On this planet, we have so many judgments, conclusions and points of view about what a relationship is supposed to be. Almost all of us are searching for the perfect relationship, even if we pretend we are not. Unfortunately, most of us are having very little success in this area without ever acknowledging it. I’d like that to change.
How much of your life have you spent searching for the amazing relationship? How well has that worked for you? If you’re like most people, it has not worked out very well; no matter how hard you’ve tried.
Did you know that 90 percent of people would rather have a bad relationship than no relationship?
In this reality, you fit when you have a relationship. You benefit by people not thinking you’re a loser. When you have someone to have sex with, you win! Funny enough, it is irrelevant whether you are actually having sex or not . . .
My point of view is: if you want to have a relationship, you should have a great and phenomenal one!
What if we could change the whole paradigm of relationship to something that really works for all of us? What if it no longer had to be about control and jealousy and envy and rightness and wrongness and fitting in with everyone else?
What if it relationship could be about the gift we can be to—and for—each other?
TIPS TO START WITH:
(I know, this may seem weird at first, but if you try it, I think you’ll thank me later.)

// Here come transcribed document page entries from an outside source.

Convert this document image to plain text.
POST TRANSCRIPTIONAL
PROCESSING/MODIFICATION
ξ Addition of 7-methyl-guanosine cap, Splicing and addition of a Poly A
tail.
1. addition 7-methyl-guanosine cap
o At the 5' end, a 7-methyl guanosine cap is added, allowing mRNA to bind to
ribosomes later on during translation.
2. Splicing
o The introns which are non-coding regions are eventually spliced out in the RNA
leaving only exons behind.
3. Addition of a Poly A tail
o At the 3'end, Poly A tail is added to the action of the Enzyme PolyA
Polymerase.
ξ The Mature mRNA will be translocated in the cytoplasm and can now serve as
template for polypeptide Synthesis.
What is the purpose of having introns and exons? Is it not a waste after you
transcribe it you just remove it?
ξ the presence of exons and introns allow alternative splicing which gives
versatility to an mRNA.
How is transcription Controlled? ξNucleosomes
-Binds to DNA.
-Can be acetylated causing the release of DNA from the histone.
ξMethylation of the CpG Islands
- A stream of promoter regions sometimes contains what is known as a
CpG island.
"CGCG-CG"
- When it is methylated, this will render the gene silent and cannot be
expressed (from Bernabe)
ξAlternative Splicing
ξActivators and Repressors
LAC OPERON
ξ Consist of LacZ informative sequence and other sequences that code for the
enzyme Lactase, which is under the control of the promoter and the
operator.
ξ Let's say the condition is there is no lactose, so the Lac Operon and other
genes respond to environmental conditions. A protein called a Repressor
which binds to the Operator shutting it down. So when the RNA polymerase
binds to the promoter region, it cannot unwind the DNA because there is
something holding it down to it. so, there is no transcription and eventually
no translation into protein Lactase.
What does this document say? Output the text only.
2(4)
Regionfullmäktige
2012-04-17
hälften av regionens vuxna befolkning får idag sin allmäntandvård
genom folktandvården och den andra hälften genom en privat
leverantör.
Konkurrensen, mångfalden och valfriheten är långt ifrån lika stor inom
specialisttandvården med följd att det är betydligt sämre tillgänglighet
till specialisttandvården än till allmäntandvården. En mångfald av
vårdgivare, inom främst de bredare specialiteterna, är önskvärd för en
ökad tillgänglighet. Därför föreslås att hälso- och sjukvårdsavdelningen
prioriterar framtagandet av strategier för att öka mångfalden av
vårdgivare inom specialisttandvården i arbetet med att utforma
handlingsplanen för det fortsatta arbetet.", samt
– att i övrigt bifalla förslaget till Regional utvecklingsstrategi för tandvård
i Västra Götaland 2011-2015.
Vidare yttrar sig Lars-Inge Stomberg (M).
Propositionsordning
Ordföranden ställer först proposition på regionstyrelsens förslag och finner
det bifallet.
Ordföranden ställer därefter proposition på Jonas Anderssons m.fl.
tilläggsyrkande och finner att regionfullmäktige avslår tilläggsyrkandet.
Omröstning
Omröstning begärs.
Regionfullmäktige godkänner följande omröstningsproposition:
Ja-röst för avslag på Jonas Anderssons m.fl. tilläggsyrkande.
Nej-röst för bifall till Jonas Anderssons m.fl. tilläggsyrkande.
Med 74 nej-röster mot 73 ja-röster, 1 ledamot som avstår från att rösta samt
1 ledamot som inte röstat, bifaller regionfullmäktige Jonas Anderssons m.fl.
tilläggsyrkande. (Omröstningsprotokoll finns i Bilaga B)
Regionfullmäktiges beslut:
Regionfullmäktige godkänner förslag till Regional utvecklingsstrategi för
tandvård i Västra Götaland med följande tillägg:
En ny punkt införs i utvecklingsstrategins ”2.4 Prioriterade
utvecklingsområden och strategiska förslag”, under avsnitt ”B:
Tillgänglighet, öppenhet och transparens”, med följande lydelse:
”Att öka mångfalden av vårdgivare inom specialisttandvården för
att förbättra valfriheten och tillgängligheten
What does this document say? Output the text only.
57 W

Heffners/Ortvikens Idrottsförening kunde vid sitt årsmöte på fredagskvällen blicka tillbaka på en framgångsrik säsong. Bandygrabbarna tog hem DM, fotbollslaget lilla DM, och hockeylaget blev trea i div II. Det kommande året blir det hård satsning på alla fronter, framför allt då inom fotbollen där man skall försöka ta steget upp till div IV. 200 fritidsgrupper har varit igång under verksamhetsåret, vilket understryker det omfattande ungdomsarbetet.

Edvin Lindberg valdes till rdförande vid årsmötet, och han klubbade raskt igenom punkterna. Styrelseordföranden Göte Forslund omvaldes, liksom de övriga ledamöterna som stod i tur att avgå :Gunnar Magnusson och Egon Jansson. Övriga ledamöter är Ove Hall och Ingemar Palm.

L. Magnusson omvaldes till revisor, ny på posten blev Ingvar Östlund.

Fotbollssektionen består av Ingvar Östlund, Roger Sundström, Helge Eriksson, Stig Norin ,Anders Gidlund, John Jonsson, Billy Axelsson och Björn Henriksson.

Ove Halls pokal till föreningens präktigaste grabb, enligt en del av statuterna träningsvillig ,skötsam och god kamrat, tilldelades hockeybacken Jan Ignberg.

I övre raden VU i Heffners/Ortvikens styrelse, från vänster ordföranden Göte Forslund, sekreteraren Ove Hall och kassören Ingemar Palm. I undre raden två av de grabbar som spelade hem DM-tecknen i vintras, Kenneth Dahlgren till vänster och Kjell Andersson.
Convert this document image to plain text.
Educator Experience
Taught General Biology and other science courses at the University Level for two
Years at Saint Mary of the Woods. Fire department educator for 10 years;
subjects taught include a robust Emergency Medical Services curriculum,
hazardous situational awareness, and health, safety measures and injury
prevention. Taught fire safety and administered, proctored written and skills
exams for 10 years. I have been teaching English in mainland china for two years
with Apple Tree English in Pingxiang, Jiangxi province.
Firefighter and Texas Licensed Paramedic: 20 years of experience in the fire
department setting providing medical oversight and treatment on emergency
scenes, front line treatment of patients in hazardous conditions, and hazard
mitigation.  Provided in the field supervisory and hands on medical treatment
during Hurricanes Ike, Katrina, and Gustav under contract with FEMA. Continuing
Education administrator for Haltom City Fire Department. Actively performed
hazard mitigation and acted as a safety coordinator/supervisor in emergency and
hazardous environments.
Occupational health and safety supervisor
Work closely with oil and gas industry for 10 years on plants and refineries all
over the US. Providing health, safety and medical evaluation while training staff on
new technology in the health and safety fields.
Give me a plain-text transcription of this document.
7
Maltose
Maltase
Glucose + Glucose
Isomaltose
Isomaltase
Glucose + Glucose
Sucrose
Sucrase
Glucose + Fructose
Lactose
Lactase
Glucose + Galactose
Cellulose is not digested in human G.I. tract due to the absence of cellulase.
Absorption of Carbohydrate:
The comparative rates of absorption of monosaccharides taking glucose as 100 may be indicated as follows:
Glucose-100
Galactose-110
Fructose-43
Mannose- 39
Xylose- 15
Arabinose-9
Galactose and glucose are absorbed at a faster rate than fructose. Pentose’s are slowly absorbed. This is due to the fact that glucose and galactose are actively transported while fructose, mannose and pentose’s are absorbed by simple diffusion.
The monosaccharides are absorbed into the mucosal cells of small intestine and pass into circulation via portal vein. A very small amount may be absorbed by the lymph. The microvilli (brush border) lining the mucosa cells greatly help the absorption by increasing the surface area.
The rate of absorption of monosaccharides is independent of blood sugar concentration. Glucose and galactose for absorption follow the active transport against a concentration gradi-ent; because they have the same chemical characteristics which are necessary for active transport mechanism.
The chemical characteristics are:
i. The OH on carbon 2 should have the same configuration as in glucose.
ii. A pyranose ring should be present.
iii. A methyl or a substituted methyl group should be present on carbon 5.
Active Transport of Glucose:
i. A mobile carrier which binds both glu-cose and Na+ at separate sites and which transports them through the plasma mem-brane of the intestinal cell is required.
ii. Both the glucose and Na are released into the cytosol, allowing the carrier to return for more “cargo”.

Let me ask you question: “How much of you do you divorce your current or most recent relationship?”
What does divorcing you look like? It looks like not going jogging because your partner doesn’t do it. It also looks like cutting yourself off from your friends when you get into a relationship. What if you didn’t have to do that anymore?
From my point of view, a true leader knows where they are going, and does not require that anyone else follow–ever. When somebody truly doesn’t divorce himself or herself, they can become a leader in the world, and their life. If you have two people who are leaders in a relationship, it works out really well. This is because they are both willing to allow the other person to be exactly as they are. They are not threatened or intimidated by it. Rather, they are inspired by it!
If you’d like to be inspired again in your relationships, stop divorcing you, stop requiring your partner to change, and be willing to have gratitude for them and you for being exactly as you both are now.
ADMIT THAT YOU’RE WAY MORE AWARE THAN YOU THINK, AND YOUR LIFE WILL GET EASIER.
Let’s say you were going to give your partner a call—did you know before they answered the phone when they were angry? Or when they needed you to call?
You knew every single time. (Whether you are willing to admit it or not yet.) Don’t take my word for it. Just check it out in your own life and see.
How do you know these things? Because you’re psychic, which is a simple and fun way of saying you’re aware of those kinds of energies. You’ve been aware of the energies around you (for example, the thoughts, feelings, and emotions of those you care about) your whole life.
98% of all the thoughts, feelings, emotions, judgments, traumas and dramas that you think are yours, actually don’t belong to you. I know it feels like they do, and yet it isn’t yours! You’re just aware of it!
So, in order to get more clarity in your life and in your relationships, start asking this question: “Who does this belong to?” for every thought, feeling, emotion, judgment, trauma, drama, and intrigue you perceive. If the emotion lightens up at all, it isn’t yours! Just return it to sender (even when you don’t know who that is) and ask: “What is true for ME here?” and start finding out what’s true for you.
BE INTIMATE WITH YOU.
There is this little thing called INTIMACY— Intimacy is something that you can have with everybody, if you’re willing to. It’s a way of being where nothing is excluded, everything is included, and nothing is judged.
True intimacy has five elements: Honoring, Trust, Allowance, Vulnerability and Gratitude.
Strangely enough, if you were willing to be intimate with YOU, it would give you the choice to have it with anyone else in your life.
Please know, just because you are intimate with you, it doesn’t mean that you have to go off and be alone . . . On the contrary, what it does mean is that you can have truly caring people in your life that honor you and trust you, that are willing to be vulnerable (no barriers) with you, and have gratitude and allowance for you.
Some questions to get you started on this road toward intimacy with you:
- If I were totally honoring of my partner, and me, what would I choose differently today?
- If I had total trust in my partner and me how would I be differently today?
- How much more vulnerable can I be with my partner and myself today, and what would it take for that to show up now?
- What would total gratitude, for my partner, and myself every moment of every day, look like, feel like, taste like, and be like in my life and in my relationship? And what would it take for that to start today?
I invite you to start asking these questions and playing with whatever of these practices are fun for you. And then see if anything in your life changes. We’ve got a world to change people…and what if you, being you, (in relationship or out of relationship) are the gift, the change and the possibility this world requires?